I leave the memorial site by walking through an enormous concrete beam which lies diagonally, like a fallen or broken tree, and which carries the inscription “Beyond here, the Earth groans”.

Salaspils memorial entrance

At a decency distance of only a few hundred meters away there are a few crosses, the shape of which reminds me very much of the Iron ones. And indeed, the German War Graves Commission did not see anything wrong with putting up a memorial for 146 German prisoners of war at the site of a former SS labour camp. The perpetrators thus surreptitiously obtain commemoration at the former site of the mass murder they committed.

Kriegsgräberfürsorge Salaspils

But it is not as if Latvia needed any German lessons in historical revisionism: the next day, on 16 March 2013, the Latvian Wehrmacht and SS veterans will present themselves and demand public appreciation in front of the Freedom Monument in Riga.

(Dieser Artikel ist auch auf Deutsch verfügbar.)

About Andreas Moser

Travelling the world and writing about it.

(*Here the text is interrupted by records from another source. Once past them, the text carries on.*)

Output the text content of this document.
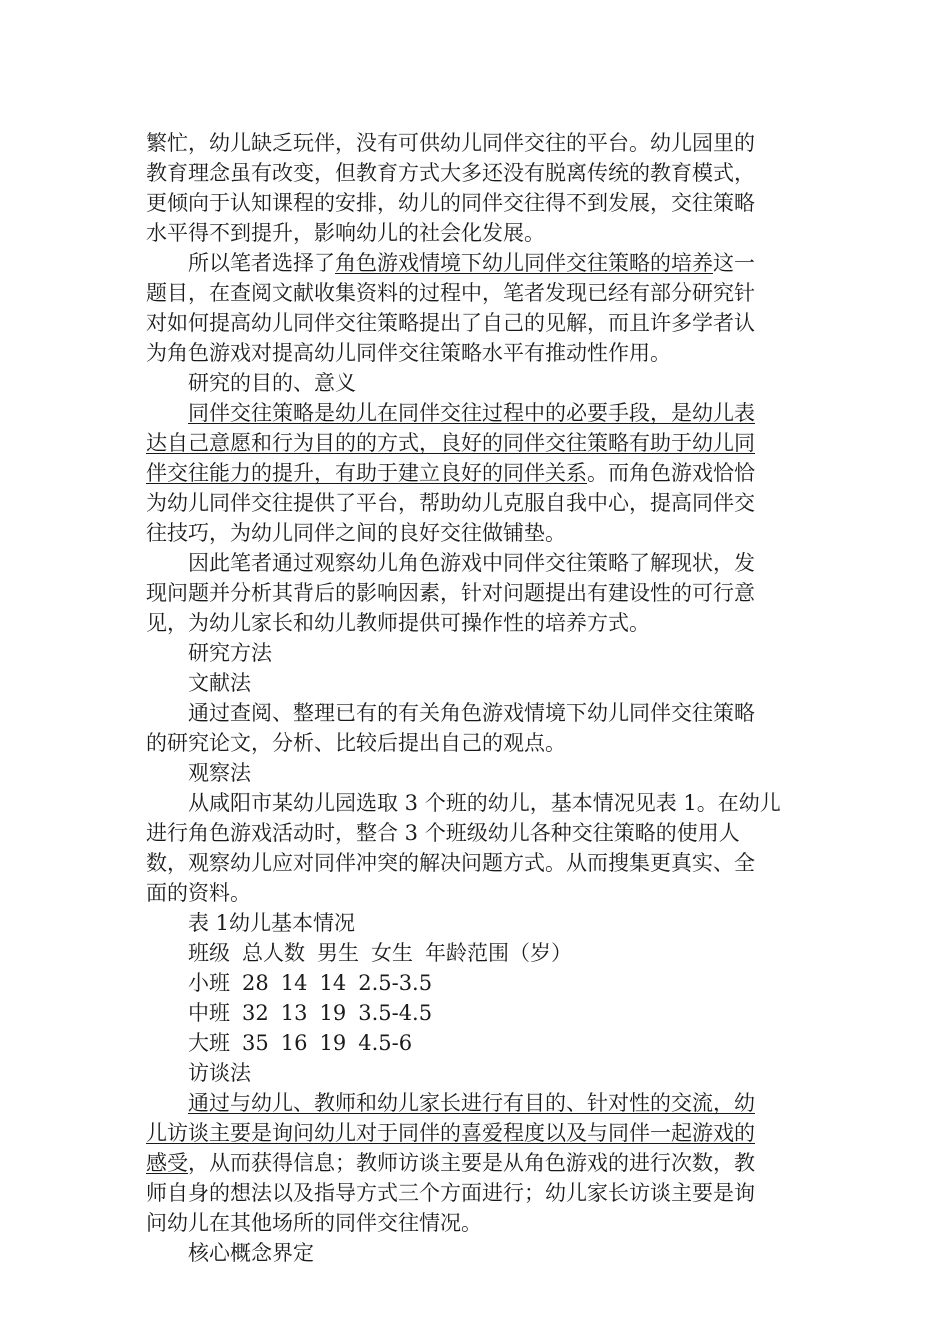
繁忙，幼儿缺乏玩伴，没有可供幼儿同伴交往的平台。幼儿园里的
教育理念虽有改变，但教育方式大多还没有脱离传统的教育模式，
更倾向于认知课程的安排，幼儿的同伴交往得不到发展，交往策略
水平得不到提升，影响幼儿的社会化发展。
所以笔者选择了角色游戏情境下幼儿同伴交往策略的培养这一
题目，在查阅文献收集资料的过程中，笔者发现已经有部分研究针
对如何提高幼儿同伴交往策略提出了自己的见解，而且许多学者认
为角色游戏对提高幼儿同伴交往策略水平有推动性作用。
研究的目的、意义
同伴交往策略是幼儿在同伴交往过程中的必要手段，是幼儿表
达自己意愿和行为目的的方式，良好的同伴交往策略有助于幼儿同
伴交往能力的提升，有助于建立良好的同伴关系。而角色游戏恰恰
为幼儿同伴交往提供了平台，帮助幼儿克服自我中心，提高同伴交
往技巧，为幼儿同伴之间的良好交往做铺垫。
因此笔者通过观察幼儿角色游戏中同伴交往策略了解现状，发
现问题并分析其背后的影响因素，针对问题提出有建设性的可行意
见，为幼儿家长和幼儿教师提供可操作性的培养方式。
研究方法
文献法
通过查阅、整理已有的有关角色游戏情境下幼儿同伴交往策略
的研究论文，分析、比较后提出自己的观点。
观察法
从咸阳市某幼儿园选取 3 个班的幼儿，基本情况见表 1。在幼儿
进行角色游戏活动时，整合 3 个班级幼儿各种交往策略的使用人
数，观察幼儿应对同伴冲突的解决问题方式。从而搜集更真实、全
面的资料。
表 1幼儿基本情况
班级 总人数 男生 女生 年龄范围（岁）
小班 28 14 14 2.5-3.5
中班 32 13 19 3.5-4.5
大班 35 16 19 4.5-6
访谈法
通过与幼儿、教师和幼儿家长进行有目的、针对性的交流，幼
儿访谈主要是询问幼儿对于同伴的喜爱程度以及与同伴一起游戏的
感受，从而获得信息；教师访谈主要是从角色游戏的进行次数，教
师自身的想法以及指导方式三个方面进行；幼儿家长访谈主要是询
问幼儿在其他场所的同伴交往情况。
核心概念界定
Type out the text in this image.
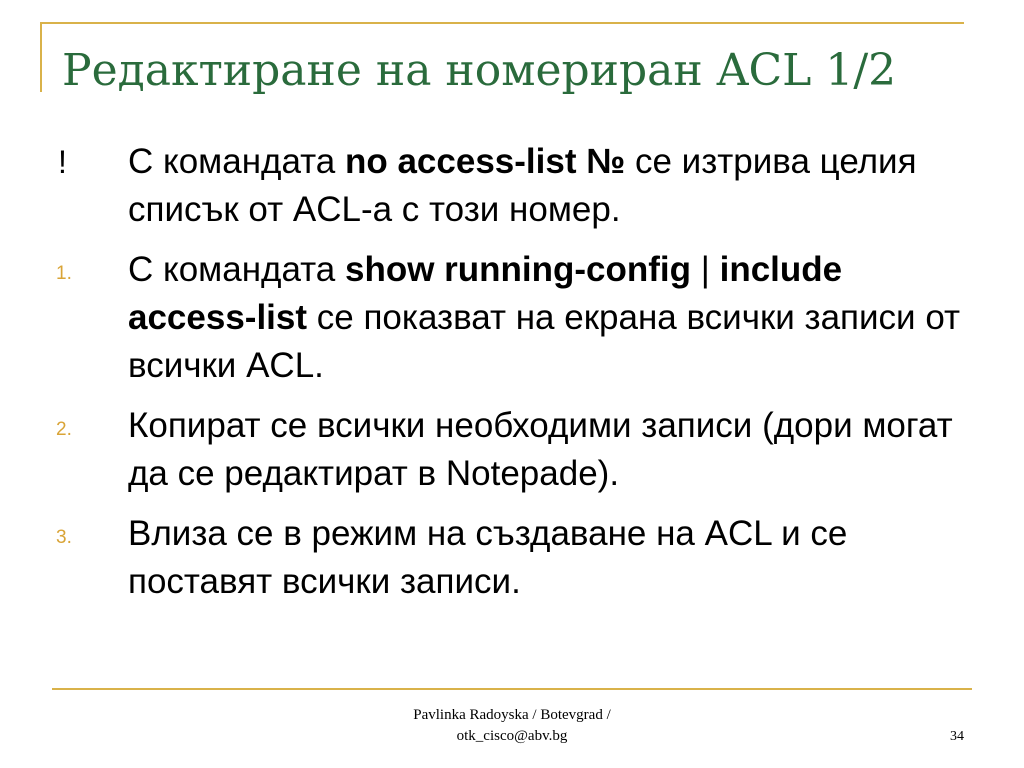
Редактиране на номериран ACL 1/2
!	С командата no access-list № се изтрива целия списък от ACL-а с този номер.
1.	С командата show running-config | include access-list се показват на екрана всички записи от всички ACL.
2.	Копират се всички необходими записи (дори могат да се редактират в Notepade).
3.	Влиза се в режим на създаване на ACL и се поставят всички записи.
Pavlinka Radoyska / Botevgrad /
otk_cisco@abv.bg	34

I have degrees in law and philosophy, but I'd much rather be a writer, a spy or a hobo.
This entry was posted in History, Holocaust, Latvia, Photography, Travel, World War II and tagged , . Bookmark the permalink.

6 Responses to Salaspils – A Train Ride to the Countryside

  1. Pingback: Salaspils – Eine Zugfahrt ins Grüne | Der reisende Reporter

  2. Pingback: Isn’t that a beautiful place? (Part 2) | The Happy Hermit

  3. Good morning Andreas, many thanks for your touching and interesting information in connection with Salaspils and certain behaviours by the German War Graves Commission and the Latvian Wehrmacht. As my husband and me have in program to go on a hiking excursion to Latvia, Lithuania and Estland your article has been very useful. Thanks and bye Martina

    • Despite the sad undertone of this particular article, I think you will have a great time in the Baltics. They are very beautiful countries with lots of nature, great for hiking! I shall put up more articles about my trips to Gauja National Park in Latvia and the island of Hiiumaa in Estonia then to help you prepare for your excursion.

    • You are making me more curious! The national park Guja and the castle Turaida and Cesis have certainly to be visited by us. I don’t know anything about the island Hiiuma. Have a pleasant Sunday.

  4. nednerbc says:

    I think your description of the concrete beam as “a fallen or broken tree” was spot on. After I read that I could picture a fallen tree in the forest looking just like that. I think this is a very well written post.